Im Stadtentwicklungsgebiet „Schöneberger Linse“ in Berlin gibt es einen interessanten Mix aus Wohnen, Arbeiten, Kultur und Gewerbe. Am östlichen Abschluss des Quartiers steht das von Tchoban Voss Architekten errichtete Gebäudeensemble EDGE Südkreuz. Das Tragwerk der beiden Siebengeschosser besitzt einen hohen Holzanteil, wodurch das Gewicht reduziert und somit die Bauteile kleiner dimensioniert werden konnten. Im von de Winder Architekten geplanten Innenraum ist ebenfalls das Material Holz prägend.

 

von Thomas Geuder, Der Raumjournalist

 


Blick vom größeren auf den kleineren Baukörper: Die beiden L-förmig angeordneten Gebäude bilden zusammen mit dem markanten, doppelgeschossigen Bahnhofsgebäudes (im Hintergrund) einen städtisch wertvollen Platz aus.

 

Die beiden für ein schwedisches Energieunternehmen errichteten Gebäude zeigen sich auf den ersten Blick mit einem recht gewöhnlichen Äußeren, das sich geschmeidig in die Architektursprache des Orts schmiegt, mit engmaschiger, sehr gleichmäßiger Lochfassade sowie Glasfaserbetonplatten in zwei verschiedenen Farben, wodurch eine horizontale Gliederung entsteht. Durchbrochen wird die Gleichförmigkeit hie und da durch hohe Portale, angedeutete Pilaster sowie mehrgeschossige Fensterflächen und Öffnungen.

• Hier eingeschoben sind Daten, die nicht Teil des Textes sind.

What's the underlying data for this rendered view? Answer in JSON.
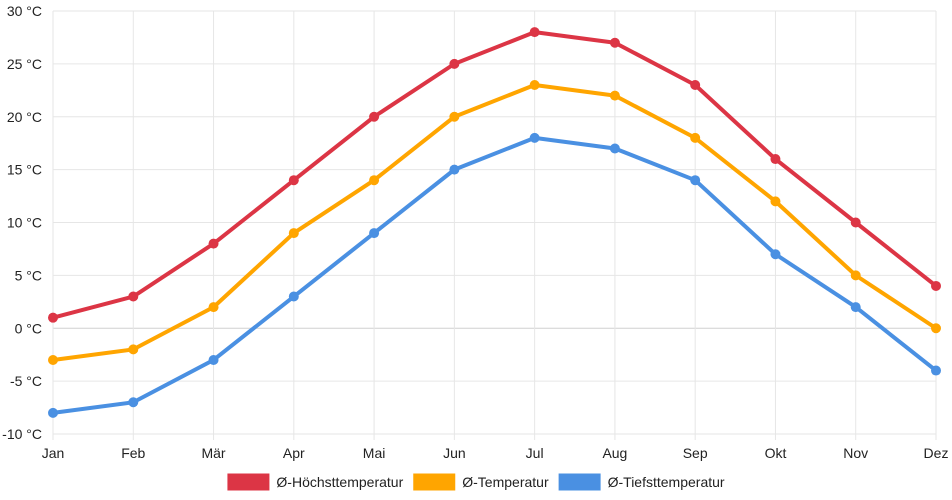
{
  "chart_data": {
    "type": "line",
    "title": "",
    "xlabel": "",
    "ylabel": "",
    "categories": [
      "Jan",
      "Feb",
      "Mär",
      "Apr",
      "Mai",
      "Jun",
      "Jul",
      "Aug",
      "Sep",
      "Okt",
      "Nov",
      "Dez"
    ],
    "y_unit": "°C",
    "ylim": [
      -10,
      30
    ],
    "y_ticks": [
      -10,
      -5,
      0,
      5,
      10,
      15,
      20,
      25,
      30
    ],
    "y_tick_labels": [
      "-10 °C",
      "-5 °C",
      "0 °C",
      "5 °C",
      "10 °C",
      "15 °C",
      "20 °C",
      "25 °C",
      "30 °C"
    ],
    "grid": true,
    "legend_position": "bottom",
    "series": [
      {
        "name": "Ø-Höchsttemperatur",
        "color": "#dc3545",
        "values": [
          1,
          3,
          8,
          14,
          20,
          25,
          28,
          27,
          23,
          16,
          10,
          4
        ]
      },
      {
        "name": "Ø-Temperatur",
        "color": "#ffa500",
        "values": [
          -3,
          -2,
          2,
          9,
          14,
          20,
          23,
          22,
          18,
          12,
          5,
          0
        ]
      },
      {
        "name": "Ø-Tiefsttemperatur",
        "color": "#4a90e2",
        "values": [
          -8,
          -7,
          -3,
          3,
          9,
          15,
          18,
          17,
          14,
          7,
          2,
          -4
        ]
      }
    ]
  }
}
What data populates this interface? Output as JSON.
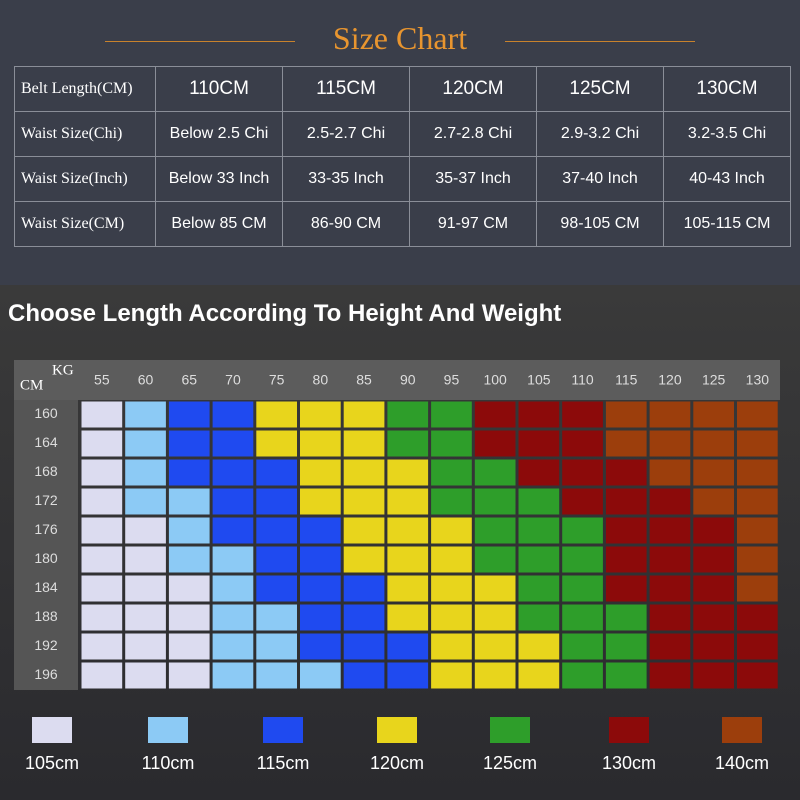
{
  "header": {
    "title": "Size Chart"
  },
  "table": {
    "rows": [
      [
        "Belt Length(CM)",
        "110CM",
        "115CM",
        "120CM",
        "125CM",
        "130CM"
      ],
      [
        "Waist Size(Chi)",
        "Below 2.5 Chi",
        "2.5-2.7 Chi",
        "2.7-2.8 Chi",
        "2.9-3.2 Chi",
        "3.2-3.5 Chi"
      ],
      [
        "Waist Size(Inch)",
        "Below 33 Inch",
        "33-35 Inch",
        "35-37 Inch",
        "37-40 Inch",
        "40-43 Inch"
      ],
      [
        "Waist Size(CM)",
        "Below 85 CM",
        "86-90 CM",
        "91-97 CM",
        "98-105 CM",
        "105-115 CM"
      ]
    ]
  },
  "grid": {
    "title": "Choose Length According To Height And Weight",
    "row_unit": "CM",
    "col_unit": "KG",
    "cols": [
      55,
      60,
      65,
      70,
      75,
      80,
      85,
      90,
      95,
      100,
      105,
      110,
      115,
      120,
      125,
      130
    ],
    "rows": [
      160,
      164,
      168,
      172,
      176,
      180,
      184,
      188,
      192,
      196
    ],
    "sizes": [
      {
        "label": "105cm",
        "color": "#dcdcf0"
      },
      {
        "label": "110cm",
        "color": "#8ccaf5"
      },
      {
        "label": "115cm",
        "color": "#1f4af0"
      },
      {
        "label": "120cm",
        "color": "#e8d51c"
      },
      {
        "label": "125cm",
        "color": "#2e9e2a"
      },
      {
        "label": "130cm",
        "color": "#8c0a0a"
      },
      {
        "label": "140cm",
        "color": "#9c3e0c"
      }
    ],
    "cells": [
      [
        0,
        1,
        2,
        2,
        3,
        3,
        3,
        4,
        4,
        5,
        5,
        5,
        6,
        6,
        6,
        6
      ],
      [
        0,
        1,
        2,
        2,
        3,
        3,
        3,
        4,
        4,
        5,
        5,
        5,
        6,
        6,
        6,
        6
      ],
      [
        0,
        1,
        2,
        2,
        2,
        3,
        3,
        3,
        4,
        4,
        5,
        5,
        5,
        6,
        6,
        6
      ],
      [
        0,
        1,
        1,
        2,
        2,
        3,
        3,
        3,
        4,
        4,
        4,
        5,
        5,
        5,
        6,
        6
      ],
      [
        0,
        0,
        1,
        2,
        2,
        2,
        3,
        3,
        3,
        4,
        4,
        4,
        5,
        5,
        5,
        6
      ],
      [
        0,
        0,
        1,
        1,
        2,
        2,
        3,
        3,
        3,
        4,
        4,
        4,
        5,
        5,
        5,
        6
      ],
      [
        0,
        0,
        0,
        1,
        2,
        2,
        2,
        3,
        3,
        3,
        4,
        4,
        5,
        5,
        5,
        6
      ],
      [
        0,
        0,
        0,
        1,
        1,
        2,
        2,
        3,
        3,
        3,
        4,
        4,
        4,
        5,
        5,
        5
      ],
      [
        0,
        0,
        0,
        1,
        1,
        2,
        2,
        2,
        3,
        3,
        3,
        4,
        4,
        5,
        5,
        5
      ],
      [
        0,
        0,
        0,
        1,
        1,
        1,
        2,
        2,
        3,
        3,
        3,
        4,
        4,
        5,
        5,
        5
      ]
    ]
  }
}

Durch seine ruhige Art geben gibt das Gebäudeensemble dem Hildegard-Knef-Platz vor dem markanten Etagenbahnhof am Berliner Südkreuz eine sinnvolle stadträumliche Fassung und bildet gleichzeitig einen hochwertigen Auftakt zum Quartier, das dahinter folgt.

 


Das zentrale, lichtdurchflutete Atrium lässt sich über schlanke Treppen zwischen Plattformen auf den „Trees“ flanieren.

 

Großzügiges Atrium als Aushängeschild


Von dem autofreien Platz aus schlüpft man durch eine sieben Meter hohe, gläserne Eingangslobby in das größere der beiden Bürogebäude und gelangt dort nach einigen Metern schließlich in das repräsentative, gebäudehohe und mit ETFE-Folie überspannte Atrium, das vom Tageslicht hell erleuchtet wird. Wirkungsvoll wird das großzügige Raumvolumen von vier „Trees“ gefüllt, die als stilisierte Bäume den Eindruck vermitteln, man befände sich in einer Art Wald. Verschiedene, im ganzen Raum verteilte, kleine bis zu baumhohe, echte Pflanzen verstärken diesen Eindruck zusätzlich. Die Trees haben eine aufstrebende Holzlamellenstruktur, die sich oben in den Baumwipfeln zu Plattformen für informelle Treffen weitet. Der größte Baum hat eine Höhe von knapp 15 m und einen Plattformdurchmesser von 6,20 m, der niedrigste eine Höhe von 4,28 m mit einem Durchmesser von 7,20 m. Verbunden sind sie durch konstruktiv weitestgehend minimierte Treppenanlagen, wodurch ein reizvolles und schwindelerregendes Flanieren durch den immerhin 26 m hohen Raum möglich ist.

 


Auf den Trees sind Ort zum informellen Austausch in luftiger Höhe angeordnet.

 


Auch in den Büroräumen ist Holz das die Atmosphäre prägende Material. Das Tragwerk wird hier in weiten Teilen gezeigt.

 

Leichtes und materialsparendes Tragwerk


Die Trees im zentralen Atrium sind durch ihre Materialität gleichzeitig ein subtiler Verweis auf die Konstruktion des gesamten Gebäudes, dessen Tragwerk ein Holz-Beton-Hybrid mit hohem Holzanteil ist. Der Beton ist vornehmlich für das Fundament und das Untergeschoss eingesetzt, wodurch das Bauwerk eine stabile Basis erhält. Bei der Planung stand für Tchoban Voss Architekten im Vordergrund, den CO₂-Fußabdruck und das Gewicht der Gebäude zu reduzieren sowie möglichst nachhaltige, nach dem Cradle-to-Cradle-Prinzip recyclingfähige Materialien nach modularer Bauweise einzusetzen. So wurden insgesamt 1.190 Holz-Beton-Hybrid-Deckenelemente (Betonstärke: 10 cm, Holzbalkenstärke: 28 cm) verbaut, die auf 1.280 Brettschichtholz-Fassadenstützen sowie Stahlbetonfertigteilbalken im Inneren des Gebäudes lagern. Die Wände werden aus 445 Multibox-Wandelementen mit einer Gesamtfläche von 16.000 m² gebildet. Alles in allem besteht der Hochbau der beiden Ensemblegebäude aus 3.500 m³ FSC-zertifiziertem Fichtenholz. Die hybride Konstruktion hat das Eigengewicht der Gesamtkonstruktion um 50 % verringert, woraus deutlich niedrigere Lastenanforderungen an die Stahlbetonfundamente folgten, was wiederum zu einem geringeren Materialeinsatz führte.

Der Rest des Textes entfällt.